Paralelamente, creo que en alguna ocasión he comentado ya que de nuestro país me gustan sobre todo los paisajes castellanos y los situados al norte de la Península, así que si dispusiera del tiempo y de los fondos necesarios, muy posiblemente dedicaría varios meses al año a conocer los enclaves y los ríos más hermosos de esas tierras. Así, en primavera pasearía junto a la orilla de cada uno de los ríos que fuera encontrando y me pararía a leer o a meditar filosóficamente en cada una de las distintas riberas.
En verano, me sumergiría en las aguas de algún río y nadaría en él, e incluso tal vez repetiría con mi patito de goma.
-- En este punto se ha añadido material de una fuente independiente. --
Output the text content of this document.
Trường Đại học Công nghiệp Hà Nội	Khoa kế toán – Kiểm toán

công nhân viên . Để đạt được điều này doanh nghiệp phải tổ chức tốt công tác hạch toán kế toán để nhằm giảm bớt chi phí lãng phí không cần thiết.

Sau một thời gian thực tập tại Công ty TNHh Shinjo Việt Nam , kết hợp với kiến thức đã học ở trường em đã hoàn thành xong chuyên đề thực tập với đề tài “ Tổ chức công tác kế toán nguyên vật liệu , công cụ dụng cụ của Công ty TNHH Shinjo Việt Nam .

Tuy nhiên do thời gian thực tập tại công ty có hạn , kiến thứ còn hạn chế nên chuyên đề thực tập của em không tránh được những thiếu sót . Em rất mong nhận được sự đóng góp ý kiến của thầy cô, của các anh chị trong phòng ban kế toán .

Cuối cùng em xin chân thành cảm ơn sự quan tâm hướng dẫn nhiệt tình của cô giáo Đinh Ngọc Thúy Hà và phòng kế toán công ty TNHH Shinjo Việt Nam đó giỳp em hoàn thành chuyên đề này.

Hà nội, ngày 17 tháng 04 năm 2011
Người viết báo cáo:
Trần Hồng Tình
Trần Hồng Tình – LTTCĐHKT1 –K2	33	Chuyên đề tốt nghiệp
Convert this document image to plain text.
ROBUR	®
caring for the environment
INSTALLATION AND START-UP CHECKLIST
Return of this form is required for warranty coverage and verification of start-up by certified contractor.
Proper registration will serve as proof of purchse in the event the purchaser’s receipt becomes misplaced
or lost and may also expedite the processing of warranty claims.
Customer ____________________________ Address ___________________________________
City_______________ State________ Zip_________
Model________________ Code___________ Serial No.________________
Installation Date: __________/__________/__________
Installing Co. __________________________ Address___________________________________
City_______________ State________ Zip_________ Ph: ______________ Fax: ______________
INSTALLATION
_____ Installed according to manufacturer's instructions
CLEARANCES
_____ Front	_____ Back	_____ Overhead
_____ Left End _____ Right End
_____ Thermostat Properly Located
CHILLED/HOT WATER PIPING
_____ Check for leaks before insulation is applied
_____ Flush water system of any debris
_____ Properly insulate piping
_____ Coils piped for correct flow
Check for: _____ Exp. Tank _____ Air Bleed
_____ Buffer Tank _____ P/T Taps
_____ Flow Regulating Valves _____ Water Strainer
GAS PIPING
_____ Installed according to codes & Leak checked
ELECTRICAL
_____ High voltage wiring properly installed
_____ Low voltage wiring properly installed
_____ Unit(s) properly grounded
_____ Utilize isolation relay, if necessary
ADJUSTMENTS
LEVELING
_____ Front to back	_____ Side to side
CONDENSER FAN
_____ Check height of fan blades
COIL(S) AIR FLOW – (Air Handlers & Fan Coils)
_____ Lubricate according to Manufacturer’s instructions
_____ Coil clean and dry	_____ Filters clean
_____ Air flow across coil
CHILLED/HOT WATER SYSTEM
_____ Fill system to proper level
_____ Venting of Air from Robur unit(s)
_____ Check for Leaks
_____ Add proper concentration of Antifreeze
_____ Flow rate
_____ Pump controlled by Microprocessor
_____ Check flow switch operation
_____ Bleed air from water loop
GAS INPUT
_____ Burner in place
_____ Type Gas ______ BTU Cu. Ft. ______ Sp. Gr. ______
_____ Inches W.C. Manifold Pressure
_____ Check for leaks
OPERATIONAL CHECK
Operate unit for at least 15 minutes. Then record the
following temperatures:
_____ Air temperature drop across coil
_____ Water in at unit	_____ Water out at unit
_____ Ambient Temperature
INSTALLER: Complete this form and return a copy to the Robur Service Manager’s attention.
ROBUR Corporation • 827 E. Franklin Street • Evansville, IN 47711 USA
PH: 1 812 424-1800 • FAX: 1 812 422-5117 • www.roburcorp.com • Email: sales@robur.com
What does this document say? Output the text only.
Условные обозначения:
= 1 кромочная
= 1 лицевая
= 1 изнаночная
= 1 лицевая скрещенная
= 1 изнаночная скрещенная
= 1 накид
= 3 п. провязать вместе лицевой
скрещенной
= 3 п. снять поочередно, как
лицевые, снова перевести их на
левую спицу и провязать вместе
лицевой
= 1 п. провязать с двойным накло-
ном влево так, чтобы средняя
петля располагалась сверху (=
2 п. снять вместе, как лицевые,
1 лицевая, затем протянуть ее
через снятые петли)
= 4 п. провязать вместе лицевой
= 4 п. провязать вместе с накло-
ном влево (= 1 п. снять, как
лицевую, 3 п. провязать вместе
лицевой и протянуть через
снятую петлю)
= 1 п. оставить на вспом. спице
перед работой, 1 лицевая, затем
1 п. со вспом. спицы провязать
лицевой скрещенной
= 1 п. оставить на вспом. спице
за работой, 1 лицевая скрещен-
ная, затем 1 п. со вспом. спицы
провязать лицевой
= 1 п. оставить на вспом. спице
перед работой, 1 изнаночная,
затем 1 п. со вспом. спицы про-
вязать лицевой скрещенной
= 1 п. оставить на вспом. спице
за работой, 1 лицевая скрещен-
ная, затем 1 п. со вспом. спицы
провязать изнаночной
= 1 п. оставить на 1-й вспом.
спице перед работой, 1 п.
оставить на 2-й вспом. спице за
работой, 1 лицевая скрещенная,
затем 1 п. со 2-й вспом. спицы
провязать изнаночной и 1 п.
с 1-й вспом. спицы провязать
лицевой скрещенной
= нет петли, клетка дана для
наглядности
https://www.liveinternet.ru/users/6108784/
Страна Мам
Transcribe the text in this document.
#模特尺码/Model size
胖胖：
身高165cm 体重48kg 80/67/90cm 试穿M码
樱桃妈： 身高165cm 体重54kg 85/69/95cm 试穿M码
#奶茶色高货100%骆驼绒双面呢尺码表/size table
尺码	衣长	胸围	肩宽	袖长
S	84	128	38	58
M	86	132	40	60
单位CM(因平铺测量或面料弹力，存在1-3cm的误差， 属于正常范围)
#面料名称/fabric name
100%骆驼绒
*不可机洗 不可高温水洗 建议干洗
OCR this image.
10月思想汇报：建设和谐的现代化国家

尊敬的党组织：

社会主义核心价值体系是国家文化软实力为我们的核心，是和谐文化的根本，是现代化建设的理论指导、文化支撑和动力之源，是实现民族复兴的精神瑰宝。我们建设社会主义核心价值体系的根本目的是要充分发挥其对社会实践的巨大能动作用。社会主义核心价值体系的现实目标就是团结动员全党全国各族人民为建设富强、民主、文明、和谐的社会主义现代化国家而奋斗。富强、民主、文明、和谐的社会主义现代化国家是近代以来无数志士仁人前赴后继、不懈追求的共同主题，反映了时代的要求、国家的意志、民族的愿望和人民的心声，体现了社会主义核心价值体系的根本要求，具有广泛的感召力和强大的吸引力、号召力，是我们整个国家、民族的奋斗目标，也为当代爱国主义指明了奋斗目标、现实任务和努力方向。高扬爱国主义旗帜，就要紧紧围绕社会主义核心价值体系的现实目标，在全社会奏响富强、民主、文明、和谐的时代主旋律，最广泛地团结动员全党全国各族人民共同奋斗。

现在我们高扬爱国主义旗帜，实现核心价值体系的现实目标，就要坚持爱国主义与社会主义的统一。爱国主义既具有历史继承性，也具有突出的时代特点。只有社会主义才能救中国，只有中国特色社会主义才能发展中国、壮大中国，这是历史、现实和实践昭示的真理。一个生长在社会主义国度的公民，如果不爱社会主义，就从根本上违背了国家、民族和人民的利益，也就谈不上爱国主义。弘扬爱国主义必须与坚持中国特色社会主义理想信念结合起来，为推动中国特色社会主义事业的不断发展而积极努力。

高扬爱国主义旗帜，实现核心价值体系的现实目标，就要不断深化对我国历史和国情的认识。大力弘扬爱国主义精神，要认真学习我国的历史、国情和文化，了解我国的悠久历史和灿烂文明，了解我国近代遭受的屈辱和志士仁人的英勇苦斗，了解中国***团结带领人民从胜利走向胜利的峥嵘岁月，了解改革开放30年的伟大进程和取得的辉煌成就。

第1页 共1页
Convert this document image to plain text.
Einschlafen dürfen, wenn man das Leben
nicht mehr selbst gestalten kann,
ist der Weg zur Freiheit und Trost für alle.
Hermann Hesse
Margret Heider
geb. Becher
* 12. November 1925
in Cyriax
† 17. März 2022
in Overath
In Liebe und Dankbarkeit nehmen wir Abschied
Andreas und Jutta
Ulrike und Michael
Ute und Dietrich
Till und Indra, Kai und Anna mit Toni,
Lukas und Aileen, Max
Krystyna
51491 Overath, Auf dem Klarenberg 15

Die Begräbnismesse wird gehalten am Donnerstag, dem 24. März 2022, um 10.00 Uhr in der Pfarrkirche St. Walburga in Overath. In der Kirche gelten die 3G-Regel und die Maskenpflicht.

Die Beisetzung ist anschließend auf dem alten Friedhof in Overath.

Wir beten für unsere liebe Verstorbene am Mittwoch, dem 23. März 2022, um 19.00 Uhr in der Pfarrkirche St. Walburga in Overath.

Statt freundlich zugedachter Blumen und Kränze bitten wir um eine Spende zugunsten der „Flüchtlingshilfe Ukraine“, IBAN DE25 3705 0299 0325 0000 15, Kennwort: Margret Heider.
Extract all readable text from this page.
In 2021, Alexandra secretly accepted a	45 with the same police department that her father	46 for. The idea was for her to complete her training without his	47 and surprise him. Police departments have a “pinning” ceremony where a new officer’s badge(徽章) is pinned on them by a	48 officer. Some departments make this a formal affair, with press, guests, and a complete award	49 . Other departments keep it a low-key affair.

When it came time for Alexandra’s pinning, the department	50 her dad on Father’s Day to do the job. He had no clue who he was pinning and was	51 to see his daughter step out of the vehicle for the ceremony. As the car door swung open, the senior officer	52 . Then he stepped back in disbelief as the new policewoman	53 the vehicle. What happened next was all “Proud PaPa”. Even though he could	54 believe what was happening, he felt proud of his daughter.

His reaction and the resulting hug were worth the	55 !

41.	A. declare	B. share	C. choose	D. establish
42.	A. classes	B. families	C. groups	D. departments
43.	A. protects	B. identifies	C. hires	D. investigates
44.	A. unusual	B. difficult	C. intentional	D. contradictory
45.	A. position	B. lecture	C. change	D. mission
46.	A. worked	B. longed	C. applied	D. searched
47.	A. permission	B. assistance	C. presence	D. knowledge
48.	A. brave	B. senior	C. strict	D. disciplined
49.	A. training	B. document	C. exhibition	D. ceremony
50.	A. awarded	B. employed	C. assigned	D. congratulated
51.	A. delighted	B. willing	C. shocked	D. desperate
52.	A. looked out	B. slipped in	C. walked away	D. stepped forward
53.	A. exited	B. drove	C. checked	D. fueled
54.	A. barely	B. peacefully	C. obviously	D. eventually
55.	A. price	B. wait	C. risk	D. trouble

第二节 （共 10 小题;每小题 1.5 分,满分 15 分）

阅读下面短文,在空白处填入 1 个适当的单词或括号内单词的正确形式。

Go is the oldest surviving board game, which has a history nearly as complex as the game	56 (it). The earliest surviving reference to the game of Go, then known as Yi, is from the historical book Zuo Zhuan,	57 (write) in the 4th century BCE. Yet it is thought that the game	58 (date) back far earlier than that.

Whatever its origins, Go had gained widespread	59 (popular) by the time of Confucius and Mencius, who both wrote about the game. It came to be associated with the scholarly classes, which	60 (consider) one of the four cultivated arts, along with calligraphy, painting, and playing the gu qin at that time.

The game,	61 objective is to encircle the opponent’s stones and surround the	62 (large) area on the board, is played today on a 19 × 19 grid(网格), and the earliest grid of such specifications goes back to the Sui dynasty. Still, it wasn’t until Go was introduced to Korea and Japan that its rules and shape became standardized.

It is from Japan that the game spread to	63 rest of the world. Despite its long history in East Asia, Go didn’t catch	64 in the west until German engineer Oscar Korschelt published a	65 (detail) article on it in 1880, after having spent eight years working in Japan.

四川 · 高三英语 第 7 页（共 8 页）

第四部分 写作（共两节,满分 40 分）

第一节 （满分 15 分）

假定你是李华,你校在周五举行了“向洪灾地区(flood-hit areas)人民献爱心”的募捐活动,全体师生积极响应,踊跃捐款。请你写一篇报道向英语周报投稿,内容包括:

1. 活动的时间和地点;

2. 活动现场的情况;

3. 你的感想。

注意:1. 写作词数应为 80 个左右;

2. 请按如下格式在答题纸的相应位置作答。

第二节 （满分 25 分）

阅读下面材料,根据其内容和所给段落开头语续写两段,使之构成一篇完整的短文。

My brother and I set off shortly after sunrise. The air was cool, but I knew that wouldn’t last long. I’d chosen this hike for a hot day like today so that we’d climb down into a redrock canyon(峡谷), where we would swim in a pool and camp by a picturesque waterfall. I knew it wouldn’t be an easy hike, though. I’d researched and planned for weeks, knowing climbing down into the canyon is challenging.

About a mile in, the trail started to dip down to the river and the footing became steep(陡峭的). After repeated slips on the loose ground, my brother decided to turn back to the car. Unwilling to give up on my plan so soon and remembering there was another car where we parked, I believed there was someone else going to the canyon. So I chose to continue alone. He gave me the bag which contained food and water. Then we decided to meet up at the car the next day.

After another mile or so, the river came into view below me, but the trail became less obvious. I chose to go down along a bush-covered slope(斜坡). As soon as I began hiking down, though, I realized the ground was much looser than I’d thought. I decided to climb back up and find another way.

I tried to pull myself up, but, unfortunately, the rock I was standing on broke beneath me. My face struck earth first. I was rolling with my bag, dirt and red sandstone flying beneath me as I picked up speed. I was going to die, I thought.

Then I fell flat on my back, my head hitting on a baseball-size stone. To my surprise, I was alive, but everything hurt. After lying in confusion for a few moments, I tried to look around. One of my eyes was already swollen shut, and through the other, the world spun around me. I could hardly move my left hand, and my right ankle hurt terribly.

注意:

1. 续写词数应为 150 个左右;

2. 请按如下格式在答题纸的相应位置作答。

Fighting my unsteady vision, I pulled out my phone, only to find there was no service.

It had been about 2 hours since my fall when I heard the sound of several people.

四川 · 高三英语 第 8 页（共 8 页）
Es cierto que el gran filósofo presocrático Heráclito decía que nunca nos bañamos dos veces en el mismo río —con o sin patito—, aunque creo que no lo decía en el sentido bucólico que le estoy dando yo ahora, sino en el sentido de que el fundamento de casi todo lo que conocemos está en el cambio incesante. Y visto lo visto desde que lo dijo, hace ya veinticinco siglos, no hay duda de que tenía razón.
Cuando llegase el otoño, también me dedicaría a pasear por diferentes zonas fluviales, probablemente algo más abrigado que en primavera, y en invierno haría poco más o menos también lo mismo, disfrutando en enero y febrero de la contemplación de diferentes paisajes silenciosos, misteriosos y nevados. Y así se irían sucediendo sosegadamente las estaciones, los caminos, los ríos, los paisajes y los años.
En cierto modo, yo creo que pasear al lado de un río en un acogedor entorno rural es como viajar en el tiempo, pues algunos paisajes nos permiten imaginarnos viviendo en un pasado un poco más sereno y tranquilo que el complicado presente que estamos viviendo ahora. A veces pienso que quizás todo nos parecería un poco más reposado y mejor si al menos tuviéramos un pequeño y luminoso río en Mallorca.